MartinはすでにLinus Torvaldsからメンテナーを外されており、今後、メインラインにおけるAppleシリコンコードのメンテナンスはMartinと共同メンテナーを務めてきたSteve Peterと、Asahi LinuxプロジェクトのメンバーであるJanne Grunauがともに担当することになる。なおMartinはメインラインのメンテナーは辞めたものの、Ashahi Linuxでの貢献は続けるようだ。

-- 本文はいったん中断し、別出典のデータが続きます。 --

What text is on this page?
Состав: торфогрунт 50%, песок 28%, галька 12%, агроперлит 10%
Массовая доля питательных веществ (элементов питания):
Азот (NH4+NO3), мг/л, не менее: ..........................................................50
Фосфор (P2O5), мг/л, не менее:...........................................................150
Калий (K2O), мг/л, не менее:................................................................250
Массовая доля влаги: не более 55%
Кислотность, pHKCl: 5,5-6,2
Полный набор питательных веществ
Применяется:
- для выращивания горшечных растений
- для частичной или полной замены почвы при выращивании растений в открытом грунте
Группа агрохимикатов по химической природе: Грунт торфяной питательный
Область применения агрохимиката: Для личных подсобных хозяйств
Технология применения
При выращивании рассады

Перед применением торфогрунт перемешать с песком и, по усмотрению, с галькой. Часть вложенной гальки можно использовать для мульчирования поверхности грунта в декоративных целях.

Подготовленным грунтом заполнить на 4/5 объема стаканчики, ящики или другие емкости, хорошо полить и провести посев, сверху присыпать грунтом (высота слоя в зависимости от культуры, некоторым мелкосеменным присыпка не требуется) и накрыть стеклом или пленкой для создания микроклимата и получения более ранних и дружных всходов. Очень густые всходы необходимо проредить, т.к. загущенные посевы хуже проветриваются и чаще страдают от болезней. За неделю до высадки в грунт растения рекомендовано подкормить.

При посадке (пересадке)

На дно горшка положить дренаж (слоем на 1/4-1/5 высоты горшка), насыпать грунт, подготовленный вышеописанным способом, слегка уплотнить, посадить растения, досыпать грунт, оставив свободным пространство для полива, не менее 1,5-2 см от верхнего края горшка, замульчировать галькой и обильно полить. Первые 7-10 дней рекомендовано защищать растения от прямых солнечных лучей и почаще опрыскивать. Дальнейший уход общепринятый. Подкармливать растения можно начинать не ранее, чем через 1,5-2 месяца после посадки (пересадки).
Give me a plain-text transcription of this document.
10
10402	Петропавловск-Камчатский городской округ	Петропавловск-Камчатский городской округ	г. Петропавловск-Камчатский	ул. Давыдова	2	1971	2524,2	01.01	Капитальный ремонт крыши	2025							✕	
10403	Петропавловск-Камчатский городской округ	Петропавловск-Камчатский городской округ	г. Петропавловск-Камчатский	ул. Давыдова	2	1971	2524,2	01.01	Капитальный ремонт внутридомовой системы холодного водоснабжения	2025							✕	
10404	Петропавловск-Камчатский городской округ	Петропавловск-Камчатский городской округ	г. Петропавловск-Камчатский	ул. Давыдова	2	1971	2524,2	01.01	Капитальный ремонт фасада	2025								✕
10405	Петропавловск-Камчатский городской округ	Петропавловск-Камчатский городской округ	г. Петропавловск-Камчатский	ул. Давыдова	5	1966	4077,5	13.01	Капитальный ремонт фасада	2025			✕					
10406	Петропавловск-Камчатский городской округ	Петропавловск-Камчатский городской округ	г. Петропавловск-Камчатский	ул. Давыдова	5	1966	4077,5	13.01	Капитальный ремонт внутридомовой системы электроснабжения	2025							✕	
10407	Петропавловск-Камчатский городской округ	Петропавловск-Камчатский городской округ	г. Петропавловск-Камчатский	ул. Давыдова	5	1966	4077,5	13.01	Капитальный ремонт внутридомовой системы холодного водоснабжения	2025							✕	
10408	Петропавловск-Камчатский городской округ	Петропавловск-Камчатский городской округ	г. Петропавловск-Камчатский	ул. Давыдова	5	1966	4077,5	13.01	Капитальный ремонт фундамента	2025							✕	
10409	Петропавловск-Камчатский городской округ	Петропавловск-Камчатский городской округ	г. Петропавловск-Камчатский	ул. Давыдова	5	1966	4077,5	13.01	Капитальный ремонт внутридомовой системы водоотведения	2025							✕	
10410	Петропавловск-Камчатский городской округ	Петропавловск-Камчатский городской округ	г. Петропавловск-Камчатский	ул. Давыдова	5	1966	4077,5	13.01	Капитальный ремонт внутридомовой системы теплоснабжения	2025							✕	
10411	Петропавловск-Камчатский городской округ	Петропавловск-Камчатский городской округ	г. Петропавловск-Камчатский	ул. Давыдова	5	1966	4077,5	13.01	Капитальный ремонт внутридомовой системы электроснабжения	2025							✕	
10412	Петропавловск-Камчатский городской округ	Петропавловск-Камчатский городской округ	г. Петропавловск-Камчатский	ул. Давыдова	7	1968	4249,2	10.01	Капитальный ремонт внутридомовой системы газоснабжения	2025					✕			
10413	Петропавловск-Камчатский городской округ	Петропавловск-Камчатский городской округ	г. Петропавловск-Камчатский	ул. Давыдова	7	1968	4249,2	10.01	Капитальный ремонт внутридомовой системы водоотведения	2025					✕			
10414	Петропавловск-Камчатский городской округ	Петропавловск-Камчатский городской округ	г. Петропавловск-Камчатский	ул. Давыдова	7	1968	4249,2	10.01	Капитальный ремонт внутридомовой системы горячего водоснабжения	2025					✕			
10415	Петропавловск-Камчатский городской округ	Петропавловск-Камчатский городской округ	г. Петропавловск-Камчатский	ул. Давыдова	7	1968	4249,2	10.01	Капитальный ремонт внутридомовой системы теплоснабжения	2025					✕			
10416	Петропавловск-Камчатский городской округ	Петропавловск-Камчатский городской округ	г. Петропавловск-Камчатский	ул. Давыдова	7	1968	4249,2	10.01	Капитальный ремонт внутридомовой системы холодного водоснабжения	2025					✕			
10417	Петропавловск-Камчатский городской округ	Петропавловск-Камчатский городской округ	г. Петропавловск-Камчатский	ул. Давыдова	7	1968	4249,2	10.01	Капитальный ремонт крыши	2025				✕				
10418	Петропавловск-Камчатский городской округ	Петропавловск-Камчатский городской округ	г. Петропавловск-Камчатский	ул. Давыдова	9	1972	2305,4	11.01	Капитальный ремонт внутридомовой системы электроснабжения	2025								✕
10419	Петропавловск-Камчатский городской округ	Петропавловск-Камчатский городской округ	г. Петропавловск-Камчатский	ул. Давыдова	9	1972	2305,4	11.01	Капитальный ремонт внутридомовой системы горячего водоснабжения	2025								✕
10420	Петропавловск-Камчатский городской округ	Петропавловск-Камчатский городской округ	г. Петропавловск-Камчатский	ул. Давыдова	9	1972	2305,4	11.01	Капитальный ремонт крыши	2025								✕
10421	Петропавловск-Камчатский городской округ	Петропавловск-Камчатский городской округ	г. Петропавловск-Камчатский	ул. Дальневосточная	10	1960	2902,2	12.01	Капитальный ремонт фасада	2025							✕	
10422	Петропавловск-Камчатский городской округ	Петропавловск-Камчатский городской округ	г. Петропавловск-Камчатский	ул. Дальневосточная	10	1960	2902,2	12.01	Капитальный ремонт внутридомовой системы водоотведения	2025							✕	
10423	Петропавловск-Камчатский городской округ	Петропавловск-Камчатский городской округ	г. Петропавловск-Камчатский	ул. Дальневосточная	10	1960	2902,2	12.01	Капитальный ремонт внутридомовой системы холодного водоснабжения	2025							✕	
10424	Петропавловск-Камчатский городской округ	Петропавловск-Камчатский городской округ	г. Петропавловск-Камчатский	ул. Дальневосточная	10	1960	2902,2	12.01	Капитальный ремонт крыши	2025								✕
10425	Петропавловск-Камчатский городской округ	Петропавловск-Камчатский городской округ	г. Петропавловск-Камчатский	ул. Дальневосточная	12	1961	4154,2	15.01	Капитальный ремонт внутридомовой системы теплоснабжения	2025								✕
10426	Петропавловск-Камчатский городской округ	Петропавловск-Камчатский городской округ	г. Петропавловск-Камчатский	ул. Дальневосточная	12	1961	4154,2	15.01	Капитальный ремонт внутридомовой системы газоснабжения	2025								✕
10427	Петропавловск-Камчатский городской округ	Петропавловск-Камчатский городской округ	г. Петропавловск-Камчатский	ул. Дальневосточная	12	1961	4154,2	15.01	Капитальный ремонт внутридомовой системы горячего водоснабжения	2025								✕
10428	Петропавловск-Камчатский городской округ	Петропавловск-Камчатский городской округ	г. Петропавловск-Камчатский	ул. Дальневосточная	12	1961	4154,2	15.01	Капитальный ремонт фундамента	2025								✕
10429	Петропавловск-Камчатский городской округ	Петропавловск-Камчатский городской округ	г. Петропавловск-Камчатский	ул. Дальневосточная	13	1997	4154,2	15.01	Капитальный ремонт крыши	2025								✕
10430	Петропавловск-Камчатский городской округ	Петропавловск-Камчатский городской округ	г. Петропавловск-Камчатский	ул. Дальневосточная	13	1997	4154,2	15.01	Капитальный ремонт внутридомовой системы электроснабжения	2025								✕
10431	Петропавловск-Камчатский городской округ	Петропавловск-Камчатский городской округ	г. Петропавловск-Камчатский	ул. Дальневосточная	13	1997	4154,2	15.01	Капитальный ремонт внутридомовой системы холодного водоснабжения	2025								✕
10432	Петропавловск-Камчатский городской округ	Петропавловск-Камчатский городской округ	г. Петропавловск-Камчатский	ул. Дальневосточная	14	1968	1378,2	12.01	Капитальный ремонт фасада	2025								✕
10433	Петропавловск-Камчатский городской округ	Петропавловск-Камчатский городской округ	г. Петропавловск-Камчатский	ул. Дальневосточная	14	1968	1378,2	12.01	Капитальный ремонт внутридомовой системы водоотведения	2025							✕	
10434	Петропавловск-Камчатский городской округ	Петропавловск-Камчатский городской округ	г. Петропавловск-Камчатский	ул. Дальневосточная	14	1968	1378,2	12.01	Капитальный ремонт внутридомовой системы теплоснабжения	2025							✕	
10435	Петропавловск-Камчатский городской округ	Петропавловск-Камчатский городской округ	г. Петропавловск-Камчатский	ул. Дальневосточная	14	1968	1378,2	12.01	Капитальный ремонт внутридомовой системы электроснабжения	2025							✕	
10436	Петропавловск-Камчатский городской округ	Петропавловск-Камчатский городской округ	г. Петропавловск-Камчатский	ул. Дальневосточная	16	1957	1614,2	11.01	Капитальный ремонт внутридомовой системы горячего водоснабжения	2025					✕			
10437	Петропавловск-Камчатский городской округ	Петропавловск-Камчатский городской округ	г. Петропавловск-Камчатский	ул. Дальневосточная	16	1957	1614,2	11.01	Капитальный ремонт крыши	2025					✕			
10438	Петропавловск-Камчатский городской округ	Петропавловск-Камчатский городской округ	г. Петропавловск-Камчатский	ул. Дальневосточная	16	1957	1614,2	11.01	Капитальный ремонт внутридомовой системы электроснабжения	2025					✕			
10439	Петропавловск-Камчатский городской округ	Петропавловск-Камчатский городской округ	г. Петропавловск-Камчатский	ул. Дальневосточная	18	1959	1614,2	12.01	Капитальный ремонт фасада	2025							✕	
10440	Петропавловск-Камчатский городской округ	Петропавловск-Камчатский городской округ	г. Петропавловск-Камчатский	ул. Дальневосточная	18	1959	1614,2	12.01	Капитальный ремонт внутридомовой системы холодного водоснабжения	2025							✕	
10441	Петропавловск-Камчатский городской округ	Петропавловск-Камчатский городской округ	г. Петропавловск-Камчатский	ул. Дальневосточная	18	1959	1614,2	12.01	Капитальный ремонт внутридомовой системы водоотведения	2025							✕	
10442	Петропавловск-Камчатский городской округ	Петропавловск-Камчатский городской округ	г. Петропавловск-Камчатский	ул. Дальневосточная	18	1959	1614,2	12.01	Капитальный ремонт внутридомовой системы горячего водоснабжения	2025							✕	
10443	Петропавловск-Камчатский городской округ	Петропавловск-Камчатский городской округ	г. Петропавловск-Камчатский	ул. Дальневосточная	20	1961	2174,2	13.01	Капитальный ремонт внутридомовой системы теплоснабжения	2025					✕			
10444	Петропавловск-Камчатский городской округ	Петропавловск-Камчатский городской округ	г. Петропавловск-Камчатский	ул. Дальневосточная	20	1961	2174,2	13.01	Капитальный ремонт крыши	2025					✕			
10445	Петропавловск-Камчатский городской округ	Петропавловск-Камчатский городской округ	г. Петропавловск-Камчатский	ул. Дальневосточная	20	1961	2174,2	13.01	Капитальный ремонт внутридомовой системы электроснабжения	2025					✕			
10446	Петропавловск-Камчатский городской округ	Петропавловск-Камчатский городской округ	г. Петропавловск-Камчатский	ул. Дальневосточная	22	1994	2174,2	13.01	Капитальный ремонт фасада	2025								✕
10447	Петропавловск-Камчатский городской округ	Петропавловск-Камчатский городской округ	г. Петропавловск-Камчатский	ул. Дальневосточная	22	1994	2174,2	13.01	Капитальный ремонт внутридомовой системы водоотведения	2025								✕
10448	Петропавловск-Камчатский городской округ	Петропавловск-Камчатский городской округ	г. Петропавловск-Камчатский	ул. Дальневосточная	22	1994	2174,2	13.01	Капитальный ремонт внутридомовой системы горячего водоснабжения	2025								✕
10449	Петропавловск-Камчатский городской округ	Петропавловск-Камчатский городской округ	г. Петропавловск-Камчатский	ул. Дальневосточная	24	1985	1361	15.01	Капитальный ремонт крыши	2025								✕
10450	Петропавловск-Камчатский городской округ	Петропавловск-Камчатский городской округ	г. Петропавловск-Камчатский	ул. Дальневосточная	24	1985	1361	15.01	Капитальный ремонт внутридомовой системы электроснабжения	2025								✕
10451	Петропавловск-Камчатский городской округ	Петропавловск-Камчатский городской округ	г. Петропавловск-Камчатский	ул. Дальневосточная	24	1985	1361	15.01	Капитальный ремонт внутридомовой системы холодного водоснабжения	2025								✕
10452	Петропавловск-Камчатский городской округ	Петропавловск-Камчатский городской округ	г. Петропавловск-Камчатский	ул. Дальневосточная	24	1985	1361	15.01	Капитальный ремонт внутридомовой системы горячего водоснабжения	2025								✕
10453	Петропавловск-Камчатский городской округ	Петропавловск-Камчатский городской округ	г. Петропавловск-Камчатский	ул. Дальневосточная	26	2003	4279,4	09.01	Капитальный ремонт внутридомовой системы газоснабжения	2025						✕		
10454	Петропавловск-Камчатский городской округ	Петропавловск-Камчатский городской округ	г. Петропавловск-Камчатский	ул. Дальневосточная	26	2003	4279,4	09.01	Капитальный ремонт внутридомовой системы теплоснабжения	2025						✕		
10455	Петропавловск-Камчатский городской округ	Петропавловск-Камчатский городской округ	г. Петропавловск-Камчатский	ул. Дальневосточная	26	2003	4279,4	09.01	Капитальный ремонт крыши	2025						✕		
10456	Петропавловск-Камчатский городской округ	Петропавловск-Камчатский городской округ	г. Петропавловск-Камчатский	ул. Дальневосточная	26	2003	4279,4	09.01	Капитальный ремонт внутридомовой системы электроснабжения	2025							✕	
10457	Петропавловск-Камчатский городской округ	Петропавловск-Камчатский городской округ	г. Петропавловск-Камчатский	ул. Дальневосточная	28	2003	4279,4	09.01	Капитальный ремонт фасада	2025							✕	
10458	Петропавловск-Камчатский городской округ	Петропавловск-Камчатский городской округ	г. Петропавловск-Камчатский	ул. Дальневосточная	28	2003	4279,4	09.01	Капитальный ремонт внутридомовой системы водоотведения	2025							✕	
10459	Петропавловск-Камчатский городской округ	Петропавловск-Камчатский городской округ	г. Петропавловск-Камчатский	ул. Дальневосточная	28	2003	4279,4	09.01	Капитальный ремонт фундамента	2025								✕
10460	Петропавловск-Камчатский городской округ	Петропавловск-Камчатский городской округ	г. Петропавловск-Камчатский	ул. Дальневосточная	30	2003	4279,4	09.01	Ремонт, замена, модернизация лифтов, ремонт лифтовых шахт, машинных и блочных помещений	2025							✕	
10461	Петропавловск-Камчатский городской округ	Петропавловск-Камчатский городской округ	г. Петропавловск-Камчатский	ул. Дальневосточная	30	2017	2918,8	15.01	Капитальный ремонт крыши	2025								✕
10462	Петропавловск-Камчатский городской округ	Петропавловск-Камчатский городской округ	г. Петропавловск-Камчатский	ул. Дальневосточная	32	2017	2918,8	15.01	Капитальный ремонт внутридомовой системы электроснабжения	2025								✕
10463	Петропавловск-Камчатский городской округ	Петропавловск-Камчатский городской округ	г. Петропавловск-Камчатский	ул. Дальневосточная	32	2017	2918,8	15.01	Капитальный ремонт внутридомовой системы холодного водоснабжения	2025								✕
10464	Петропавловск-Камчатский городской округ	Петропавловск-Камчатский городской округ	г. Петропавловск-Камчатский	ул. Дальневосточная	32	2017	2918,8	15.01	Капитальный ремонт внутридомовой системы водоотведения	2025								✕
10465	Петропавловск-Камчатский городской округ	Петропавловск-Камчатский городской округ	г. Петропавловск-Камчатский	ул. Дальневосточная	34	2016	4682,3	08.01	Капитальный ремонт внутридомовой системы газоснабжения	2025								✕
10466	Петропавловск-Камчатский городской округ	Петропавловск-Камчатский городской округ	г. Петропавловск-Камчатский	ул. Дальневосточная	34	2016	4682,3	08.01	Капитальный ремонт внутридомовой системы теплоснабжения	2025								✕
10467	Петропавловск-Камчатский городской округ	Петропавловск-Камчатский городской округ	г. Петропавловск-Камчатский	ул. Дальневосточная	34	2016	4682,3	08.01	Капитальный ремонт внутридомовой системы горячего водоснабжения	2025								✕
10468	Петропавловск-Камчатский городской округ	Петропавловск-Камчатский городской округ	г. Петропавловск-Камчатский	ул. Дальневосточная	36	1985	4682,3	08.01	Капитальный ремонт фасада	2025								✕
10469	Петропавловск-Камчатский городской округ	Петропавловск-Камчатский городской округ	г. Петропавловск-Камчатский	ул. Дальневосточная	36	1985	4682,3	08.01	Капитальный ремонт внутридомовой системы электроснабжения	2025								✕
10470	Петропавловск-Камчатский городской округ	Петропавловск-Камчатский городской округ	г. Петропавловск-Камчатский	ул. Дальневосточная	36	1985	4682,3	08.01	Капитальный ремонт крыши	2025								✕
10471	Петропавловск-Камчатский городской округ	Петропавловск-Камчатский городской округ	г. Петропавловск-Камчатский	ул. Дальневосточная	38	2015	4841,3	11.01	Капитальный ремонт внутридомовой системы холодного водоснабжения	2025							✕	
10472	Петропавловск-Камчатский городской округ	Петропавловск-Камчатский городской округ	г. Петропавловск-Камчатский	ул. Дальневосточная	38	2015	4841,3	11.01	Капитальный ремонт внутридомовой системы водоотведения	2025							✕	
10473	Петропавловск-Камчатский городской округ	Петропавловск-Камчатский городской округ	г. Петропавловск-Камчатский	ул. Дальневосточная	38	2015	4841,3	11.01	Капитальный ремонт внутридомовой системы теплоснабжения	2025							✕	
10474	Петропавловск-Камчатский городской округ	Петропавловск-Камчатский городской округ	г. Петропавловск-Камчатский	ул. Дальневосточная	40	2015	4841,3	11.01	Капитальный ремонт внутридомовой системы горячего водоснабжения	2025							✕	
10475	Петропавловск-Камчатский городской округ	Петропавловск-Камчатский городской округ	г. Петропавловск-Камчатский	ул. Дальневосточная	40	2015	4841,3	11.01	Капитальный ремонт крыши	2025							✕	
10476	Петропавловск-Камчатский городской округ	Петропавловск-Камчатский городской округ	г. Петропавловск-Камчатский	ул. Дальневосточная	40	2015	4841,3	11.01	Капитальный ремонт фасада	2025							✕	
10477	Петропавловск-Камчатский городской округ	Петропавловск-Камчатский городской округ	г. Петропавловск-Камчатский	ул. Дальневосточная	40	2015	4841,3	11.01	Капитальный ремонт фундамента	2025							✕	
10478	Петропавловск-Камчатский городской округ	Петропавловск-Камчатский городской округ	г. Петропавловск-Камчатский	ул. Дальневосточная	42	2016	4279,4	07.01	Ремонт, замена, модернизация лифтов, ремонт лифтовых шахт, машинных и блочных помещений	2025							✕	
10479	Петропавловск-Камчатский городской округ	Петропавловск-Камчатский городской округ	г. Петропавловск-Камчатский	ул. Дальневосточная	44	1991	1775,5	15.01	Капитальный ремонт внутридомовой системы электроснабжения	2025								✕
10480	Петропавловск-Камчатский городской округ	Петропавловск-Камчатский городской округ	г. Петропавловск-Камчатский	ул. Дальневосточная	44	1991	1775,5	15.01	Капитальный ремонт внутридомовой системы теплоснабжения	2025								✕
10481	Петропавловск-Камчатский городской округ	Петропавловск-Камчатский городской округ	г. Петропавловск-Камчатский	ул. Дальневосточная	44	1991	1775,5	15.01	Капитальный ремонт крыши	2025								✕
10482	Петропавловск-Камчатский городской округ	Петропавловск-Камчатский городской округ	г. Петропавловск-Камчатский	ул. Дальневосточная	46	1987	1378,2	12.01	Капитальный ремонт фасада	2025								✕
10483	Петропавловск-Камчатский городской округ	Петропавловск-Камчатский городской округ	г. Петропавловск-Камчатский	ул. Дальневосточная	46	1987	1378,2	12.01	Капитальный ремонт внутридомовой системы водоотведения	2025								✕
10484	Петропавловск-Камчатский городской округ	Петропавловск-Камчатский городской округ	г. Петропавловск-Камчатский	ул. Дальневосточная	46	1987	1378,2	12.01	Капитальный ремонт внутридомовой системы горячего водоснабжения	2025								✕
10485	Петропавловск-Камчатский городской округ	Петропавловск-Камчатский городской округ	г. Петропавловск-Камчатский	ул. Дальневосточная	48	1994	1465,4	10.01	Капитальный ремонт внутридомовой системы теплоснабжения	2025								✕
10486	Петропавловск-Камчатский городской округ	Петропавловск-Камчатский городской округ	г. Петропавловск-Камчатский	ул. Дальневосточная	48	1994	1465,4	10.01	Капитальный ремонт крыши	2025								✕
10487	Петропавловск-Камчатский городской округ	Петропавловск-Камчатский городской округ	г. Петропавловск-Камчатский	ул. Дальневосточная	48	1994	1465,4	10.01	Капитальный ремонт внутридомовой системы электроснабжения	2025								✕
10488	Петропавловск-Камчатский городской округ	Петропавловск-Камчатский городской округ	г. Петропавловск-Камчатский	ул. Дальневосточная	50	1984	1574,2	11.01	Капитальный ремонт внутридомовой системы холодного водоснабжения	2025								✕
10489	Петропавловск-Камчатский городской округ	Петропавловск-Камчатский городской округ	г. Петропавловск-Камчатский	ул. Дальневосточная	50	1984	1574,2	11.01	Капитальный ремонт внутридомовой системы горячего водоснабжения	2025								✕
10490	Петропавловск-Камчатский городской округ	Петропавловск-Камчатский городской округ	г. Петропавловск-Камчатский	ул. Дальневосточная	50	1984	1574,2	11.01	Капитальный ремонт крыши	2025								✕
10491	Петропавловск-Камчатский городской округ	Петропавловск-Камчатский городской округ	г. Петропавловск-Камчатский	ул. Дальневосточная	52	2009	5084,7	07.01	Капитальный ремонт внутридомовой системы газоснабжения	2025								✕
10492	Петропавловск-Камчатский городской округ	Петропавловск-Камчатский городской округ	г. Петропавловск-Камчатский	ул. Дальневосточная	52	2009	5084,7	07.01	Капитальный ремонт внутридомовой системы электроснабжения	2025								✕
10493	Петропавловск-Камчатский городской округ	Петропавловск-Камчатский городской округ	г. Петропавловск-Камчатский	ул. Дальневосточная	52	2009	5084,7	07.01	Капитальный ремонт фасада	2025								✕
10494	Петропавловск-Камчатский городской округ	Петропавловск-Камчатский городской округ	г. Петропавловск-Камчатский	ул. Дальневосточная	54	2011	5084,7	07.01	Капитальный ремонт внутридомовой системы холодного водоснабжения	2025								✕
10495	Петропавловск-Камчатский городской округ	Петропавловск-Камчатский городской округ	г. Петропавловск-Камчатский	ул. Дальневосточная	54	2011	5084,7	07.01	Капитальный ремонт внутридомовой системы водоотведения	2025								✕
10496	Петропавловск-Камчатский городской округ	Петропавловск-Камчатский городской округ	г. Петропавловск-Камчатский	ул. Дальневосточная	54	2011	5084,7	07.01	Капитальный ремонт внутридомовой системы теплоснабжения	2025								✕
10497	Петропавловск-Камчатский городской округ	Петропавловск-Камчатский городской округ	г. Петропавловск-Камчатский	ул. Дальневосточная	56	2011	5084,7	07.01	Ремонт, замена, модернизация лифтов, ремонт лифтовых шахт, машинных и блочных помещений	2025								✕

Linuxカーネル開発コミュニティに禍根を残すようなメッセージを残し、メンテナーとしての責任を放り出す格好で突然辞任したMartinだが、その直接の原因はAshahi LinuxやAppleシリコンコードではなく、メインラインカーネルへのRustコード統合の進捗に関する自身のいらだち(MartinはRustコード推進派)をMastodonなどのソーシャルメディア上でぶつけたことによる。それも感情的で突発的な行為というよりも、コミュニティ内での古参メンテナーとRust推進派(Rust for Linux / R4L)の議論をMastodonやReddit上で大げさに書きたて、内情に詳しくない一般人に「古参メンテナーはR4Lの活動を妨害している」というイメージを植え付けようとしていたようだ。
こうした特定の個人やグループに対してソーシャルメディア上で攻撃する行為は「ブリゲーディング(brigading)」と呼ばれるが、LKMLでオープンな議論を重ねてきたLinuxカーネル開発コミュニティにとっては当然ながらあまり好ましいアプローチではない。LKMLの複数のメンバーからブリゲーディングを咎められたMartinは2月6日、「もううんざりだ(I'm tired.)」としてCコード守旧派の古参メンテナーの“妨害”行為やパッチレビューシステムの煩雑さに対する不満を書き連ね、最後に「ソーシャルメディアで非難しても効果がないというなら、何をやれば効果があるのか教えてほしい。こっちにはもうアイデアがない」と挑戦的な内容を投稿している。